- Operation Blue Storm: Part of the Mexican drug war
| Date | 2012 |
| Location | Arizona, Nebraska |
| Result | Successful operation, illegal marijuana smuggling ring dismantled. |

Belligerents
- United States: Sinaloa Cartel South Family Bloods

= Operation Blue Storm =

American anti-drug operation

Operation Blue Storm was a successful police investigation of an illegal marijuana smuggling ring operating in Arizona and Nebraska. During a lengthy investigation in 2012, police investigators uncovered links between the South Family Bloods street gang of Omaha, Nebraska, and the Sinaloa Cartel of northwestern Mexico, which was supplying South Family with illegal marijuana smuggled into and out of Arizona. The Nebraska investigation resulted in the indictment and conviction of 15 individuals, and the seizure of $60,000 in property, while the investigation in Arizona resulted in the indictment of 11 others, who, according to police, were directly linked to the Sinaloa Cartel. Police officials also announced that the illegal marijuana ring was responsible for smuggling 16,000 pounds of product into the United States, with a street value of approximately $7.75 million.

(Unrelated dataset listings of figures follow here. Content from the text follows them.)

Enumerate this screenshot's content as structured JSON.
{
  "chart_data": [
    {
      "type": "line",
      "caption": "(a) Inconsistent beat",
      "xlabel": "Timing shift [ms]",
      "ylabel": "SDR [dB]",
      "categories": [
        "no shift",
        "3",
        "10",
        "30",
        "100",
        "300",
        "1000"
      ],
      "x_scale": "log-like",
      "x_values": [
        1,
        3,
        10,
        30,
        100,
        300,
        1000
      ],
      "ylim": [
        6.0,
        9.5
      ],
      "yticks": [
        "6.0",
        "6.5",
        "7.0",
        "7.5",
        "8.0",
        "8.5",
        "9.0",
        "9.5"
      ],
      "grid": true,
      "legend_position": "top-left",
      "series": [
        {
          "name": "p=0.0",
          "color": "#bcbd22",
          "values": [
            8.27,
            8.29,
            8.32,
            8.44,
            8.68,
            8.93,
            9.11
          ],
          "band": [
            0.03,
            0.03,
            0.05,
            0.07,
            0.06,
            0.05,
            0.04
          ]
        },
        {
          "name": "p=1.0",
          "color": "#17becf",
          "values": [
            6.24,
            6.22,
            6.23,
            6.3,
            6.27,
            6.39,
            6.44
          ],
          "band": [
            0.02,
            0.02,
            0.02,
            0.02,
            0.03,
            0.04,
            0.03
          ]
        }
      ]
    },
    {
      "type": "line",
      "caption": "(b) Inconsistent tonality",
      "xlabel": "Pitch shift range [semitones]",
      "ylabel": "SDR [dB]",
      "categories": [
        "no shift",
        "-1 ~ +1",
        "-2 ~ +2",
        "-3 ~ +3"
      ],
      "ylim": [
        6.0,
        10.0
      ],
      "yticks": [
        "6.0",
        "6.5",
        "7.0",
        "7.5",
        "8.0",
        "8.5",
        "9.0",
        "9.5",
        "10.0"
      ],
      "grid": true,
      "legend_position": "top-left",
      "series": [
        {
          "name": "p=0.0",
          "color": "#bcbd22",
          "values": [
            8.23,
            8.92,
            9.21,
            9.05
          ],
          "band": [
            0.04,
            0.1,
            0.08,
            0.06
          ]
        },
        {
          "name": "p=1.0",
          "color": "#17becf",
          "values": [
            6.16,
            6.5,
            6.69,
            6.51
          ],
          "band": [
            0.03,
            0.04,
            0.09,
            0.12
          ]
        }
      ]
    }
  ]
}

On May 13, 2013, the United States Attorney's office released an assessment of Operation Blue Storm, and credited it as the "most outstanding regional drug trafficking case" of 2012. Six police officers and one civilian were honored with a national ceremony on May 7, 2013, including Officer Dennis O'Connor, Sergeant John Brazda, Officer Shawn McAlpin, Officer Zeb Simmones, Officer John Stuck and Officer R.J. Radik (retired).

During the ceremony, U.S. Attorney Deborah Gilg made the following statement:

"The outstanding work done by this collaboration of federal, state and local law enforcement agencies disrupted a major tentacle of the Sinaloa Mexican Cartel to the Midwestern region.... This demonstrates law enforcement teamwork at its best."

The following police agencies participated in Operation Blue Storm: Bellevue Police Department (Nebraska), Omaha Police Department (Nebraska), Peoria Police Department (Arizona) and the Federal Bureau of Investigation (FBI).